What happened in the wake of that address would forever change the way I think about the character of the nation’s political leaders.

I will never forget my initial favorable reaction to Kennedy delivering lines that included “the torch has been passed to a new generation of Americans” and “ask not what your country can do for you; ask what you can do for your country.”

Then 13, I had no doubt Kennedy was a man of great character, a brilliant writer.

Needless to say, when journalists and historians revealed compelling information suggesting that Kennedy aide Theodore Sorensen had written what was memorable in the inaugural address, I was stunned. Sickened.

Kennedy taking credit for someone else’s lines? It even turned out that historian Herbert Parmet uncovered evidence arguing that Sorensen wrote the meat of “Profiles in Courage,” the book for which Kennedy received the Pulitzer Prize as a solo author.

Today, I suspect Kennedy saved his best lines to get Marilyn Monroe and Judith Campbell Exner into bed.

Did Trump write the speech he delivered by teleprompter to Congress? Though White House press secretary Sean Spicer noted that senior advisers had offered suggestions, he said the president wrote solo.

While the degree of help on his speech will no doubt be judged by historians, what’s clear now is President Trump’s speech was far different in tone and style from his others.
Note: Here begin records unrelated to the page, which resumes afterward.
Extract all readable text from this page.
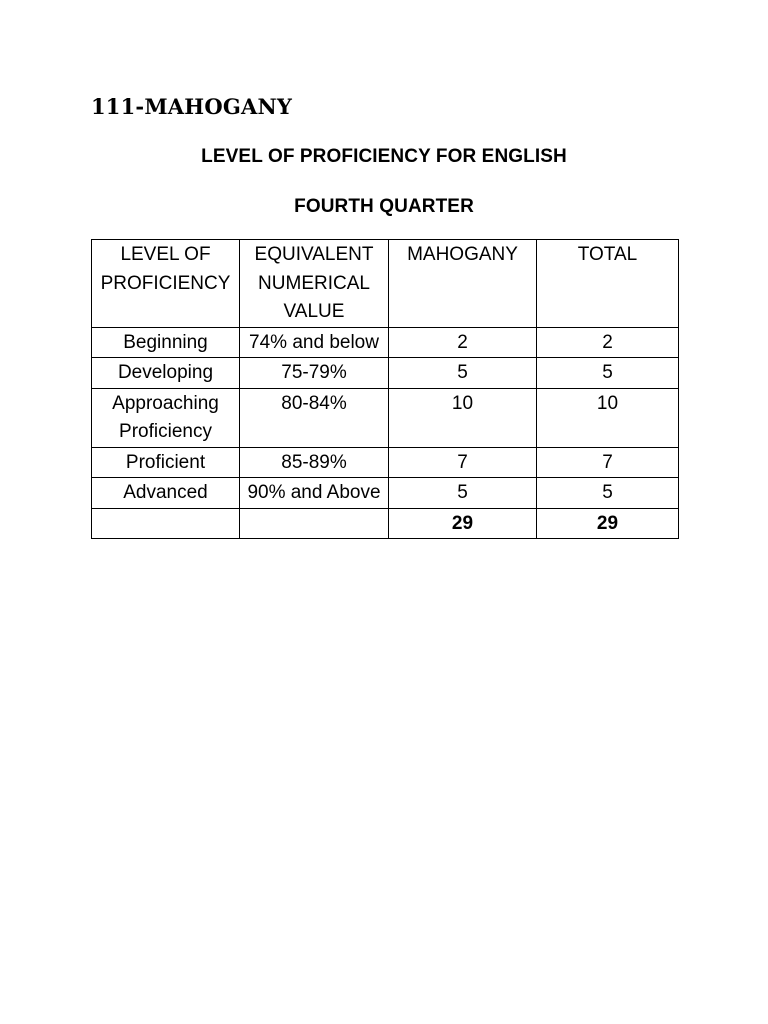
111-MAHOGANY
LEVEL OF PROFICIENCY FOR ENGLISH
FOURTH QUARTER
LEVEL OF PROFICIENCY	EQUIVALENT NUMERICAL VALUE	MAHOGANY	TOTAL
Beginning	74% and below	2	2
Developing	75-79%	5	5
Approaching Proficiency	80-84%	10	10
Proficient	85-89%	7	7
Advanced	90% and Above	5	5
		29	29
As Americans, we want to believe that our leaders are exceptional and that the soaring words are their own. But most today don’t expect presidents to write all of their speeches. People believe they’re too busy, even as they’re regularly spotted playing golf.

Still, those who do care about authorship debate what the definition of “write” is.

Both John Tuman, the chair of UNLV’s political science department, and his brother Joe Tuman, a professor of speech communication at San Francisco State University, say contemporary presidents often give speechwriters or advisers a framework of ideas upon which they write an address.

The brothers say politicians then generally add to or subtract from drafts during editing.

“Then the president is responsible for and accountable for what he says,” Joe Tuman said. “They become his words.”

They shouldn’t.

For instance, it was the speech Peggy Noonan wrote for President Ronald Reagan after the Challenger space shuttle exploded — “The future doesn’t belong to the fainthearted; it belongs to the brave. The Challenger crew was pulling us into the future, and we’ll continue to follow them” — that moved us. Yes, it was delivered with the polish of the Great Communicator, but Noonan’s message struck just the right chord.

What David McGrath, a Florida Southwestern State College academic, says about political speech writing makes sense:

“We frown on and legally prohibit plagiarism in publishing, journalism and academia, but we make an exception, inexplicably, for politics.”

It shouldn’t be standard practice to deliver a speech and leave someone else’s work without acknowledgement.

If a politician is helped writing, there’s no reason historians must dig it out later. Signal it in the talk:

“With the help of my fine wordsmith staffers John and Sue Doe, I’m able to share these observations with you today.”

Giving credit where credit is due says a lot about character.